Lo llevaron junto a otro ladrón al monte Calvario. Allí les clavaron en la cruz uno al lado del otro. Le dolía todo el cuerpo, pero lo que más le dolían eran las penas que no podrían serle perdonadas. Vio llegar a otro ajusticiado, que le miró con compasión a los ojos. Entonces se dio cuenta de que era él.

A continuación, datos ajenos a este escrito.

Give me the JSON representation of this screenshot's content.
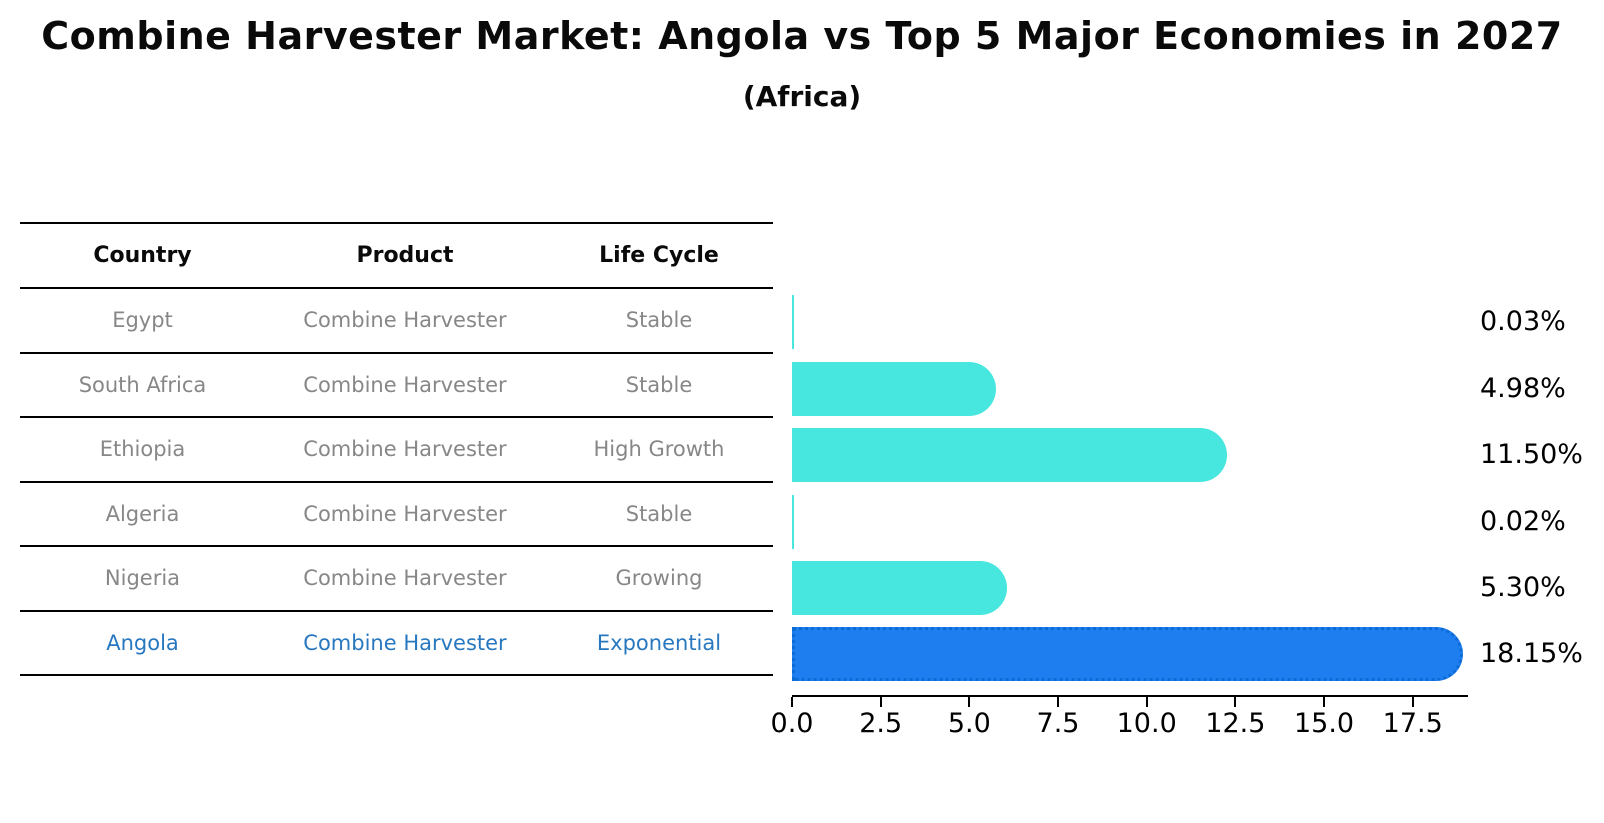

Dimas se entristeció. Horrorizado, cayó en la cuenta de que si aquel era el Mesías, ¡no podían crucificarle! Intentó quitarse los clavos tirando de un lado y otro, pero sus muñecas se desgarraban y sintió un dolor insoportable. Intentó quejarse, mas su garganta estaba ronca de tanto gritar. Miró hacia abajo y vio como sorteaban las ropas de Jesús y como le subieron a la cruz, cubierto únicamente con un paño, mientras se burlaban de él y le escupían. Gemía Jesús mientras alzaba el pecho para respirar, apoyándose en los clavos. Dimas lo miró, empapado en sangre y sudor, con heridas profundas por los latigazos. Una corona de espinas le abría surcos en la frente.

El otro ladrón se atrevió a decirle:

—¿No eres tú el Cristo? ¡Pues sálvate a ti mismo y a nosotros!

Algo creció dentro de Dimas y le replicó:

—¿Es que no temes a Dios, tú que sufres la misma condena? Nosotros con razón, porque nos lo hemos merecido con nuestros hechos. En cambio este nada malo ha hecho —entonces buscó los ojos de Jesús y le pidió—: Acuérdate de mí cuando llegues al paraíso.

Él le miró como mira un padre a su hijo y le dijo:

—Yo te aseguro que hoy estarás conmigo en el Paraíso.